What is Facet Syndrome?
Facet syndrome occurs when the zygapophyseal joints (Z-joints) from the second cervical vertebra in the neck (C2) to the first sacral vertebrae in the lower back (S1) cause pain. The Z-joints, which are commonly called facet joints, are a pair of joints on the back of the spine. Facet syndrome can progress to spinal osteoarthritis, also known as spondylosis.Get Care
Types of Facet Syndromes
There are two common types of facet syndromes, cervical and lumbosacral facet syndrome. At CHRISTUS Health, we have seen many cases regarding these conditions. Below are common signs and symptoms that relate to that specific condition.
Cervical Facet Syndrome
- Tenderness to touch of the joints and muscles of the neck
- Pain when you extend or rotate the neck
- Limited range of motion
- A dull, aching discomfort in the back of the neck
Lumbosacral Facet Syndrome
- Abnormal gait
- Pain with extension from a flexed position
- Leg pain
- Muscle spasm
- Back pain that feels deep
Your doctor will take a basic history, focused on the activities that cause or relieve pain, and perform a physical exam. You’ll be asked about the location of the pain, whether it is isolated or radiating and the intensity and frequency. Imaging studies, such as MRI, CT and x-rays, are often used to rule out other sources of pain like fractures or tumors.
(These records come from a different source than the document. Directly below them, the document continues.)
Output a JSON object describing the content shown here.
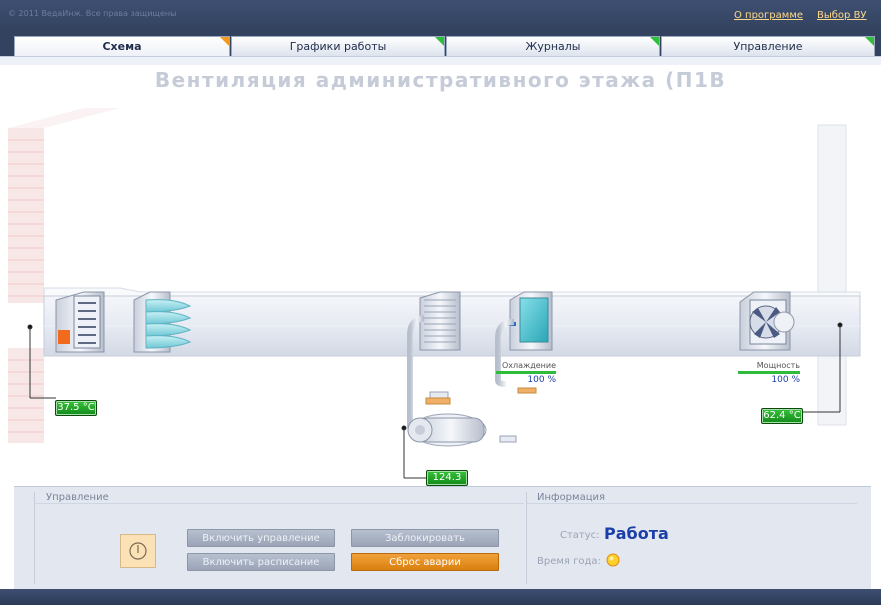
{
  "header": {
    "app_title": "© 2011 ВедаИнж. Все права защищены",
    "links": {
      "about": "О программе",
      "select_vu": "Выбор ВУ"
    }
  },
  "tabs": [
    {
      "label": "Схема",
      "active": true,
      "flag": "orange"
    },
    {
      "label": "Графики работы",
      "active": false,
      "flag": "green"
    },
    {
      "label": "Журналы",
      "active": false,
      "flag": "green"
    },
    {
      "label": "Управление",
      "active": false,
      "flag": "green"
    }
  ],
  "scheme": {
    "title": "Вентиляция административного этажа (П1В",
    "outdoor_temp": "37.5 °C",
    "water_temp": "124.3 °C",
    "supply_temp": "62.4 °C",
    "cooling": {
      "label": "Охлаждение",
      "value": "100 %",
      "level": 1.0
    },
    "power": {
      "label": "Мощность",
      "value": "100 %",
      "level": 1.0
    }
  },
  "control": {
    "title": "Управление",
    "buttons": {
      "enable_control": "Включить управление",
      "enable_schedule": "Включить расписание",
      "lock": "Заблокировать",
      "reset_alarm": "Сброс аварии"
    }
  },
  "info": {
    "title": "Информация",
    "status_label": "Статус:",
    "status_value": "Работа",
    "season_label": "Время года:",
    "season_icon": "sun-icon"
  },
  "colors": {
    "header_bg": "#33435f",
    "accent_orange": "#f39a1c",
    "indicator_green": "#2dbd3a",
    "status_text": "#1b3fa8"
  }
}
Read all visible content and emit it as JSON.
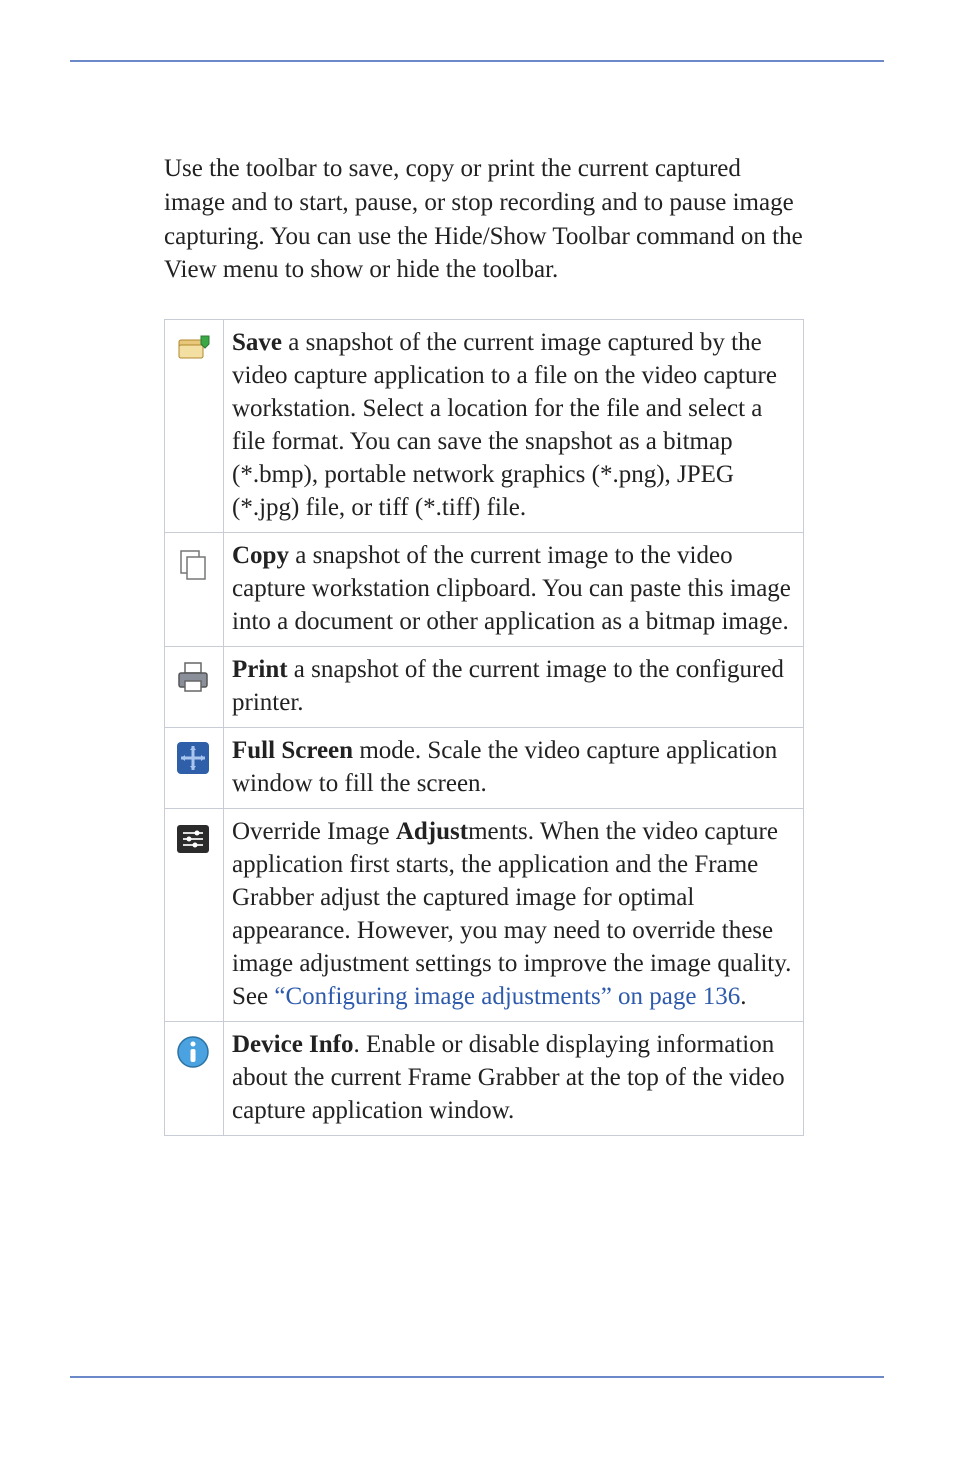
{
  "intro": "Use the toolbar to save, copy or print the current captured image and to start, pause, or stop recording and to pause image capturing. You can use the Hide/Show Toolbar command on the View menu to show or hide the toolbar.",
  "rows": [
    {
      "icon": "save-icon",
      "bold": "Save",
      "rest": " a snapshot of the current image captured by the video capture application to a file on the video capture workstation. Select a location for the file and select a file format. You can save the snapshot as a bitmap (*.bmp), portable network graphics (*.png), JPEG (*.jpg) file, or tiff (*.tiff) file."
    },
    {
      "icon": "copy-icon",
      "bold": "Copy",
      "rest": " a snapshot of the current image to the video capture workstation clipboard. You can paste this image into a document or other application as a bitmap image."
    },
    {
      "icon": "print-icon",
      "bold": "Print",
      "rest": " a snapshot of the current image to the configured printer."
    },
    {
      "icon": "fullscreen-icon",
      "bold": "Full Screen",
      "rest": " mode. Scale the video capture application window to fill the screen."
    },
    {
      "icon": "adjust-icon",
      "pre": "Override Image ",
      "bold": "Adjust",
      "rest": "ments. When the video capture application first starts, the application and the Frame Grabber adjust the captured image for optimal appearance. However, you may need to override these image adjustment settings to improve the image quality. See ",
      "link": "“Configuring image adjustments” on page 136",
      "post": "."
    },
    {
      "icon": "info-icon",
      "bold": "Device Info",
      "rest": ". Enable or disable displaying information about the current Frame Grabber at the top of the video capture application window."
    }
  ]
}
Various Treatment Options for Facet Syndromes
Personalized to Your Specific Needs
Physical therapy is the first line of treatment, with a goal of reducing pain and inflammation. Therapeutic modalities such as ultrasound and electrical stimulation may also reduce painful muscle spasms, and manual therapy, joint mobilization, soft-tissue massage and muscle stretching are often helpful.
Medical Branch Blocks
Medial branch blocks temporarily interrupt the pain signal from the medial branch nerves that supply a specific facet joint. Patients who respond to the blocks may be candidates for radio-frequency neurotomy, an injection procedure that creates a lesion on the nerves to interrupt pain signals to the brain.
The benefits of surgery should always be weighed carefully against its risks. Cervical fusion is a surgical procedure that should be considered with caution and only after aggressive nonsurgical care has failed.